Simpson eventually obtained a sample of chloroform, a substance previously tested in animals and shown to produce unconsciousness, and used it in midwifery. The success of the product led chloroform to rapidly come into use in general surgery, and was for a while believed to be completely safe. However, two months later the first death under chloroform occurred, followed by a high incidence of intraoperative and postoperative deaths due to the toxic effects of chloroform on the liver and cardiac functions. Simpson’s major contributions are noted above, but in 1847 he also suggested that ‘local’ anaesthesia would be even more beneficial than general.
From there, the science and practice of anaesthesia grew progressively. Anaesthesia produced by nerve block, or regional anaesthesia, became possible after cocaine was isolated from the coca plant in 1860. General anaesthesia became more pleasant for patients when pentothal or sodium thiopentone came into use in the late 1930’s. Muscle relaxation using curare was first demonstrated in humans in Montreal in 1942, allowing a lighter depth of general anaesthesia than had previously been possible. In the 1950’s, the investigation of halogenated hydrocarbons as non-flammable, highly potent anaesthetic agents resulted in the introduction of halothane and the disappearance of ether and chloroform from most operating rooms.

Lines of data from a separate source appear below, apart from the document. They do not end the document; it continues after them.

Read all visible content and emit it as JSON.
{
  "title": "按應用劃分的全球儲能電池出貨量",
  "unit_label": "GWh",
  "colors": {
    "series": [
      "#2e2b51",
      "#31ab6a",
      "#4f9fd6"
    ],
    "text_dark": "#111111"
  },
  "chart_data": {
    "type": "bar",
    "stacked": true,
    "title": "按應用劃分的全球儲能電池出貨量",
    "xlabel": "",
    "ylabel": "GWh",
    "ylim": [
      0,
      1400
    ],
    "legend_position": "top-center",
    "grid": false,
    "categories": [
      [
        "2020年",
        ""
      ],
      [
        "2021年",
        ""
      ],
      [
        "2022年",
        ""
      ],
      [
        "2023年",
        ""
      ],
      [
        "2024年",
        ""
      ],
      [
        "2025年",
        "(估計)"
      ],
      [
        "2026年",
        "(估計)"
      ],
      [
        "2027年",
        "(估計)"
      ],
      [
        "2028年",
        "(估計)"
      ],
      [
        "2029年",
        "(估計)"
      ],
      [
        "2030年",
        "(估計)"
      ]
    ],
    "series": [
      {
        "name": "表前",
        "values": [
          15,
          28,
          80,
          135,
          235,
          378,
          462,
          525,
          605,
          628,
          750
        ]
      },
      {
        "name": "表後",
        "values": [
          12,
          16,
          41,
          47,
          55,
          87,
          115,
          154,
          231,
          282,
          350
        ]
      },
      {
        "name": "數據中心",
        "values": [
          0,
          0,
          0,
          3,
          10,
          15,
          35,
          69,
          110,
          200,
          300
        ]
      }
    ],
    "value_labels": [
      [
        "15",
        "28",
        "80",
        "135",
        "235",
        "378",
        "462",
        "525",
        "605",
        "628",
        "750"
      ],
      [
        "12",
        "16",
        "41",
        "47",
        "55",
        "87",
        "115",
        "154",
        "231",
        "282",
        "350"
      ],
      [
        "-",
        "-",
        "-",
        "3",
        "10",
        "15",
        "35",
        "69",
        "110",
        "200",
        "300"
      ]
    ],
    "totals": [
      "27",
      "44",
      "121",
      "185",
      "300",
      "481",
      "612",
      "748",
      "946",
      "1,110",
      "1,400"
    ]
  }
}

From there onwards, the modern era of anaesthesia began, in the 1960’s, with the development of new drugs and the availability of new monitoring techniques and equipment. As more information became available to the anaesthetist as to what was happening to the patient and in the anaesthetic delivery system, so anaesthetists began to look more closely at safety and refinement of techniques.
Today, anaesthesia is tailored to each individual patient.
And all along this lengthy procedure of finding the right drug, animal experiments paved the way forwards for the development of general anaesthetics and should have ensured their acceptance 50 years earlier, if it was not for the oversight of certain studies.
To this day, it is still unclear how most anaesthetics function, and animal studies and in vitro studies are still continuing. However, the contribution of experiments on animals such as rabbit, monkey, mice, guinea pigs, and others, played a significant role in the evolution of both general and regional anaesthesia, before and after its use by humans.